Eric Schmidt, Jonathan Rosenberg & Alan Eagle
2014·Grand Central Publishing

Source: https://www.hachettebookgroup.com/titles/eric-schmidt/how-google-works/9781455582341/

Schmidt and Rosenberg's account of how Google operated during its growth years — the specific structures, hiring practices, meeting formats and strategic moves that produced the company as it is.

The book is heavily branded but the operational material underneath is substantial, particularly the chapters on what the authors call "smart creatives" — the kind of people Google built its organisation to attract and retain.

For product direction it is a useful data point on one way to run a successful tech company at scale.

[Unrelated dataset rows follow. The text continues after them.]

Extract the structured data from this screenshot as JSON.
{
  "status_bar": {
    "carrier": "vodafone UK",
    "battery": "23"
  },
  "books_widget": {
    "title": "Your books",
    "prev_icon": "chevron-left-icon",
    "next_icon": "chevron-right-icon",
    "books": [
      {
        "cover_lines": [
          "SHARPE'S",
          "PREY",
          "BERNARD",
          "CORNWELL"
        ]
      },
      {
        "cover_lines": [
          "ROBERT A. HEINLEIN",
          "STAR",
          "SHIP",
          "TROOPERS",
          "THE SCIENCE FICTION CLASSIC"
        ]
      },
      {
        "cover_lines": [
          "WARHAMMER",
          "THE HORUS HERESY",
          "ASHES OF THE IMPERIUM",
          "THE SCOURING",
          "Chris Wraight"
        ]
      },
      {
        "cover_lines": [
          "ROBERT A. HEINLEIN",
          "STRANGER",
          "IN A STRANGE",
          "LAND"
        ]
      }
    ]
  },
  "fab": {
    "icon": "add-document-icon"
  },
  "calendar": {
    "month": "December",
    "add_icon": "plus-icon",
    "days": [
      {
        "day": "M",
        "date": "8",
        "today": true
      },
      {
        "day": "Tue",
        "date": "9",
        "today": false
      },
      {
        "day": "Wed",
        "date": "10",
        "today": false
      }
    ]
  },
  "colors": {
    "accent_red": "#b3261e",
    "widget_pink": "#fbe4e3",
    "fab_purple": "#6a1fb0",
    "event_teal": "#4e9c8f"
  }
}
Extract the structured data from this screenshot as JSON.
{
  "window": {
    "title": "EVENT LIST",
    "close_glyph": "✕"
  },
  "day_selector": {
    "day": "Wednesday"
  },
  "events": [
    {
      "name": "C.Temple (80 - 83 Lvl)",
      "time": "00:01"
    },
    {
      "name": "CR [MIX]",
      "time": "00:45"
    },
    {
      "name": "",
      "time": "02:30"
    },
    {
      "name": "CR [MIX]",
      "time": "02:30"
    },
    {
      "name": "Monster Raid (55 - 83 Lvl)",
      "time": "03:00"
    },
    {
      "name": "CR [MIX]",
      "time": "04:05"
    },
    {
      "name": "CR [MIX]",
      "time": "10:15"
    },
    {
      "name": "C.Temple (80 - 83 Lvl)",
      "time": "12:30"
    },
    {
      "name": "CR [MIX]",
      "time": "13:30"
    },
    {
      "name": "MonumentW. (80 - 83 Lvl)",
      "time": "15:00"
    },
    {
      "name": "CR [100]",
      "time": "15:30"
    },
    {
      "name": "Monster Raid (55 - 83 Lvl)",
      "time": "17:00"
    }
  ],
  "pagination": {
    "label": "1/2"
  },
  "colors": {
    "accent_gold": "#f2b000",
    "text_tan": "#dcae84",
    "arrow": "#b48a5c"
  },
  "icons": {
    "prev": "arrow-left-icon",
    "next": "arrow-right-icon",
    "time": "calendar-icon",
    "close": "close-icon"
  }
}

Read it selectively; the self-promotional parts are easy to skip, the structural parts are worth the time.

Central argument

Schmidt and Rosenberg argue that Google's success was not primarily the result of its products or technology, but of an organizational model deliberately designed to attract, retain, and unleash what they call 'smart creatives' — people who combine technical depth with business instinct and creative drive. The central thesis is that in an information-age company, the role of management is not to direct these people but to create the conditions — open information flows, flat structures, rapid iteration, and strategy built on technical insight — under which they can produce outsized results. Hiring, they contend, is the single highest-leverage activity a leader can perform, and most companies systematically underinvest in it.

Critique

The book's deepest limitation is that it cannot fully disentangle which practices caused Google's success and which were simply affordable because of its extraordinary early monopoly on search revenue — a moat that funded the organizational experiments Schmidt and Rosenberg describe as replicable best practices. The 'smart creative' model presupposes a talent market and compensation structure that only a handful of companies can access, making the prescriptions less portable than the authors acknowledge. There is also a notable absence of failure cases: the account is almost entirely a victory lap, which makes it difficult to stress-test the framework against conditions where the model did not work.

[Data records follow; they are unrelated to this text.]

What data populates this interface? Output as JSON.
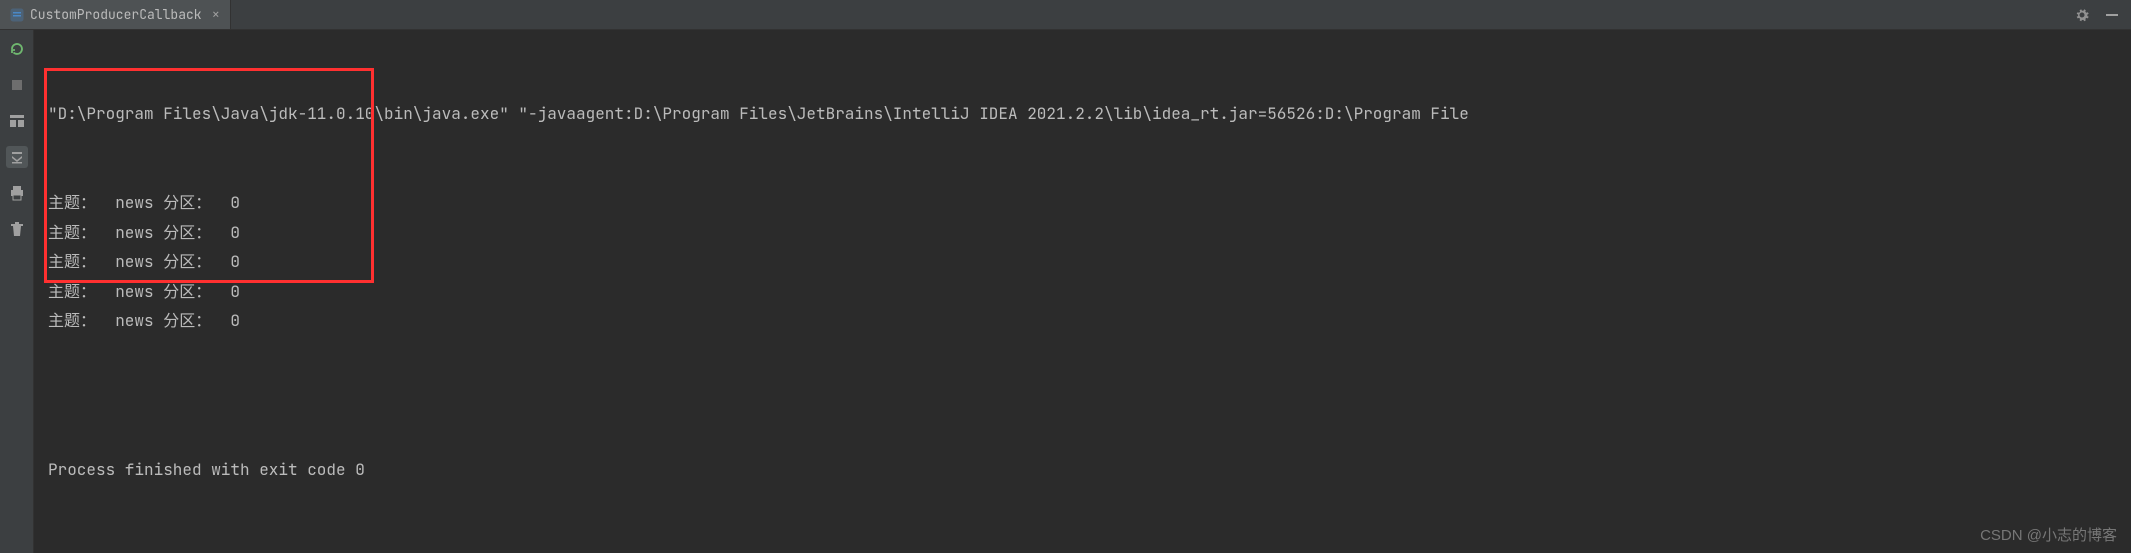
{
  "tab": {
    "title": "CustomProducerCallback",
    "close": "×"
  },
  "console": {
    "command": "\"D:\\Program Files\\Java\\jdk-11.0.10\\bin\\java.exe\" \"-javaagent:D:\\Program Files\\JetBrains\\IntelliJ IDEA 2021.2.2\\lib\\idea_rt.jar=56526:D:\\Program File",
    "lines": [
      {
        "topic_label": "主题：",
        "topic": "news",
        "partition_label": "分区：",
        "partition": "0"
      },
      {
        "topic_label": "主题：",
        "topic": "news",
        "partition_label": "分区：",
        "partition": "0"
      },
      {
        "topic_label": "主题：",
        "topic": "news",
        "partition_label": "分区：",
        "partition": "0"
      },
      {
        "topic_label": "主题：",
        "topic": "news",
        "partition_label": "分区：",
        "partition": "0"
      },
      {
        "topic_label": "主题：",
        "topic": "news",
        "partition_label": "分区：",
        "partition": "0"
      }
    ],
    "exit_message": "Process finished with exit code 0"
  },
  "watermark": "CSDN @小志的博客"
}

Why it matters for product

For a CPO, the most operationally useful material is the argument that product strategy should emerge from people closest to the technical and user reality, not be handed down through planning hierarchies — a direct challenge to roadmap-driven organizations where direction flows top-down. The emphasis on hiring calibration as a CPO-level responsibility, rather than a delegated HR function, is a concrete structural implication: Schmidt and Rosenberg describe senior people spending disproportionate time in hiring committees precisely because team composition determines product outcomes more than any planning process. Read against the grain, the book also raises a useful question about what happens to product direction when the 'smart creative' model is adopted without the psychological safety and information transparency that made it functional at Google.